Ahmad Komarulzaman as a deputy Director of SDGs Center Unpad presented a paper at WIDER Development Conference: Covid-19 and development – Effects and new realities for the Global South held on 6-8 September 2021. This panel discussed the impacts of the pandemic in South East Asia with 3 research papers covering Indonesia, Vietnam, and the Philippines.

The paper was presented entitled Covid-19 and the prospect of SDG-1 in ASEAN 5 countries: the extent disruption researched by Arief Anshory Yusuf, Ahmad Komarulzaman, Zuzy Anna from Padjadjaran University, and Venkatachalam Anbumozhi from Economic Research for ASEAN and East Asia (ERIA).
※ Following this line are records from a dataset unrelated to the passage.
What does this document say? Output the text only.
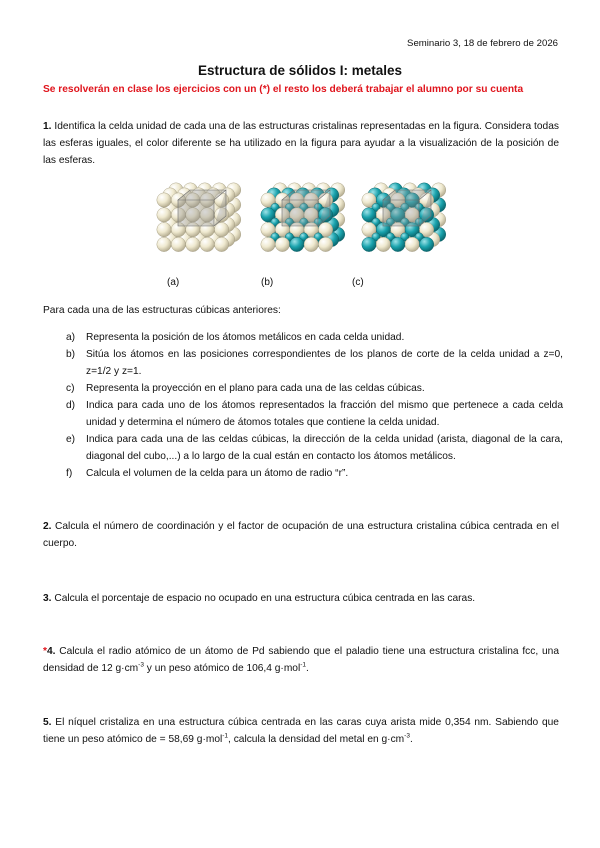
Seminario 3, 18 de febrero de 2026
Estructura de sólidos I: metales
Se resolverán en clase los ejercicios con un (*) el resto los deberá trabajar el alumno por su cuenta
1. Identifica la celda unidad de cada una de las estructuras cristalinas representadas en la figura. Considera todas las esferas iguales, el color diferente se ha utilizado en la figura para ayudar a la visualización de la posición de las esferas.
(a)	(b)	(c)
Para cada una de las estructuras cúbicas anteriores:
a) Representa la posición de los átomos metálicos en cada celda unidad.
b) Sitúa los átomos en las posiciones correspondientes de los planos de corte de la celda unidad a z=0, z=1/2 y z=1.
c) Representa la proyección en el plano para cada una de las celdas cúbicas.
d) Indica para cada uno de los átomos representados la fracción del mismo que pertenece a cada celda unidad y determina el número de átomos totales que contiene la celda unidad.
e) Indica para cada una de las celdas cúbicas, la dirección de la celda unidad (arista, diagonal de la cara, diagonal del cubo,...) a lo largo de la cual están en contacto los átomos metálicos.
f) Calcula el volumen de la celda para un átomo de radio “r”.
2. Calcula el número de coordinación y el factor de ocupación de una estructura cristalina cúbica centrada en el cuerpo.
3. Calcula el porcentaje de espacio no ocupado en una estructura cúbica centrada en las caras.
*4. Calcula el radio atómico de un átomo de Pd sabiendo que el paladio tiene una estructura cristalina fcc, una densidad de 12 $g\cdot cm^{-3}$ y un peso atómico de 106,4 g·mol$^{-1}$.
5. El níquel cristaliza en una estructura cúbica centrada en las caras cuya arista mide 0,354 nm. Sabiendo que tiene un peso atómico de = 58,69 g·mol$^{-1}$, calcula la densidad del metal en $g\cdot cm^{-3}$.
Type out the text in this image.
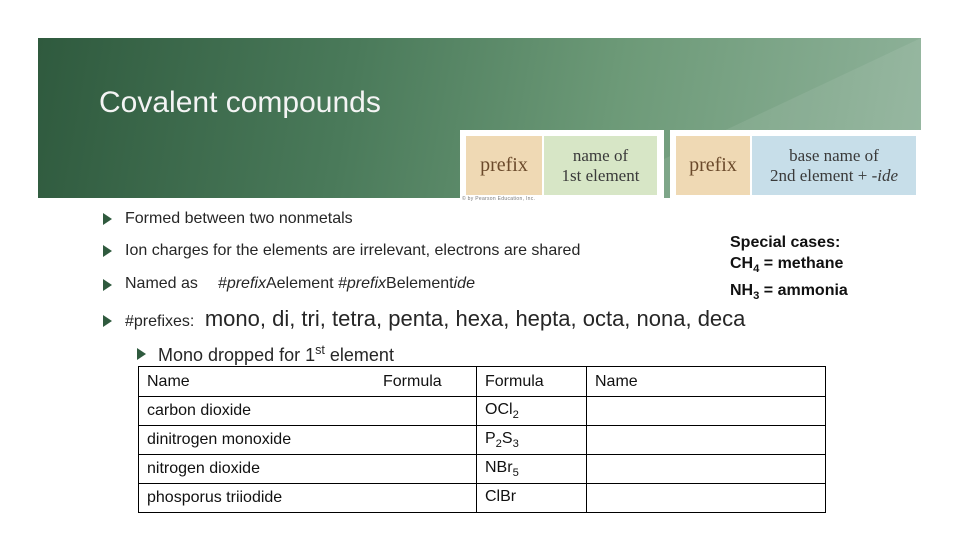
Covalent compounds
prefix	name of
1st element	prefix	base name of
2nd element + -ide
© by Pearson Education, Inc.
Formed between two nonmetals
Ion charges for the elements are irrelevant, electrons are shared
Named as #prefixAelement #prefixBelementide
#prefixes: mono, di, tri, tetra, penta, hexa, hepta, octa, nona, deca
Mono dropped for 1st element
Special cases:
$CH_4$ = methane
$NH_3$ = ammonia
Name	Formula	Formula	Name
carbon dioxide		OCl$_2$	
dinitrogen monoxide		$P_2S_3$	
nitrogen dioxide		NBr$_5$	
phosporus triiodide		ClBr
Ahmad Komarulzaman said that in this global context, currently we are committed to SDG in 2030, many said that SDGs is an ambitious, expensive, impossible transformation from MDGs. If we see our situation right now, the achievement of SDG becomes more challenging because of Covid-19. In addition to the health crisis, covid also created the socio-economy crisis, coronavirus has disrupted various national, regional, and global development plans, so this plan needs to be adjusted or reviewed.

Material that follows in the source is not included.